In the context of Quantum Field Theory, which is what the HMC was created for, I have always used the identity as a mass matrix. And this works. A dense mass matrix would anyway not be possible, even for a small space-time it would not even fit in the memory of any of our supercomputers. And this works despite our models always being very badly parametrised, in the sense that a large part of the game consists precisely in finding the actual degrees of freedom (protons and so on) emerging from the gluon&quark parametrisation, and that’s the whole reason why the HMC exists (otherwise a Taylor expansion would be enough).

Is this mass matrix tuning related to the No U-turn extra layer?

By the way, I have never understood if and how I could use pymc.HamiltonianMC to construct a good-old HMC with a fixed step size without all the fancy auto-tuning (even with a single-level integrator)

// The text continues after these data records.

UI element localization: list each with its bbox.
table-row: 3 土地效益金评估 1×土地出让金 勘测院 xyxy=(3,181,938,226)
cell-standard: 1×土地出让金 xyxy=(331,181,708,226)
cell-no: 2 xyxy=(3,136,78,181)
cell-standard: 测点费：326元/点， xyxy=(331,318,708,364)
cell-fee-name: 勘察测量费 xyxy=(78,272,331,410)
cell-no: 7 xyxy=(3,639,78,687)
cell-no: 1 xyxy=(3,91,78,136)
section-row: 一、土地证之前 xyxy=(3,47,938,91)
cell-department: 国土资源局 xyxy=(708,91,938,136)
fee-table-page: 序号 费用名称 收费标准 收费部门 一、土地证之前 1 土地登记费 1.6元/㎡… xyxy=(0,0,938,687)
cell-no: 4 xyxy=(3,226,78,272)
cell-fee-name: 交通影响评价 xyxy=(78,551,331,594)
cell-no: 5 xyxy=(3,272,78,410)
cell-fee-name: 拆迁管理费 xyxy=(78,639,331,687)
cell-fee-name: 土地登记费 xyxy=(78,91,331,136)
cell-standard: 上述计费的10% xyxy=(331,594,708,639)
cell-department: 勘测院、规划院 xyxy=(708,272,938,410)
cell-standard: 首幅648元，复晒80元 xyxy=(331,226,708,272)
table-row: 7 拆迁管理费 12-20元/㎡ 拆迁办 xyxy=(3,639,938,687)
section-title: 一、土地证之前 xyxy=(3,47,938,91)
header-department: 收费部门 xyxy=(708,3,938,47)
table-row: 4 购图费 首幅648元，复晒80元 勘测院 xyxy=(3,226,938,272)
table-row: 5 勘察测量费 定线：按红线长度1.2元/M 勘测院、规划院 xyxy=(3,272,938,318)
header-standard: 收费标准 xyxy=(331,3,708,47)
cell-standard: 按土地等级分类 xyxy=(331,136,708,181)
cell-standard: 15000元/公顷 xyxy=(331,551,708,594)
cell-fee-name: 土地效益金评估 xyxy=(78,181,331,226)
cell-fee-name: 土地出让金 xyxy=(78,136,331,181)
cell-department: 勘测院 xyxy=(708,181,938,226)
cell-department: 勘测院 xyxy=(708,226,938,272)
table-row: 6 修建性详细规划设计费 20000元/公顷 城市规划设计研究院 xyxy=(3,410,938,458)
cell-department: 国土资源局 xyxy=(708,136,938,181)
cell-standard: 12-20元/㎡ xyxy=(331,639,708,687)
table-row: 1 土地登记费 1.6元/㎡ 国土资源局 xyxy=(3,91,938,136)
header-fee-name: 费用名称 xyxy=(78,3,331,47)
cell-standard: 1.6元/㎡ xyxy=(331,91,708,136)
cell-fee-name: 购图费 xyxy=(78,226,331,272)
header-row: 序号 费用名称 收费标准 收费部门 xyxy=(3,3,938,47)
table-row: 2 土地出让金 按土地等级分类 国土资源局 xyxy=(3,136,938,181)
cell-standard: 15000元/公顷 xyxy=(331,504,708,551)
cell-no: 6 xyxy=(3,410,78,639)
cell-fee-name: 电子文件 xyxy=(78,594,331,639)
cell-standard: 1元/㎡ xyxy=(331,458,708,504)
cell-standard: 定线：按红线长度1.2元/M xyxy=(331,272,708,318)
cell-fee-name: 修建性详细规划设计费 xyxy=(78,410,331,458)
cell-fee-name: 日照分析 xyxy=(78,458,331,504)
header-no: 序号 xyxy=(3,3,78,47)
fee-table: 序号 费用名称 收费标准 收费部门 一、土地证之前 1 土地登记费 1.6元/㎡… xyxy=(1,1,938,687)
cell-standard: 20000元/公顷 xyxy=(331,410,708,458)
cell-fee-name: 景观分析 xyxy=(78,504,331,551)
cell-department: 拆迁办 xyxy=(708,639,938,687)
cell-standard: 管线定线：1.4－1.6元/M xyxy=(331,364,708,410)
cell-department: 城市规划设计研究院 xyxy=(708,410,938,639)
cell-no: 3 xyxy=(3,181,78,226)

Concrety, my current problem is:

I have a model which I started to write with an increasing level of complexity. Basically the top layers of the graph are shared, and then the difference is whether at the end I have:

- A normal likelihood
- A multivariate normal likelihood
- A VAR with multivariate normal innovations

And I am stucked after step 1. This samples in 10 minutes with adapt_full, lasts for days without end with anything adapt_diag based, and somewhat samples in 10 minutes with JAX/Numpyro but not as good as PyMC/adapt_full. I could be fine with that, but the problem is that I cannot use adapt_full for the second model: because of my covariance matrix it seems to be too many variables and then the mass matrix can just not fit in memory. So somehow I need adapt_diag to work on model 1.

My data is approximately 200(components)x200(samples), with the covariance acting in the first dimension so a 200x200 LKJ or WB prior. My data also has plenty of orders of magnitude (mostly decaying exponentially in the first dimension), which might not be ideal in terms of stability.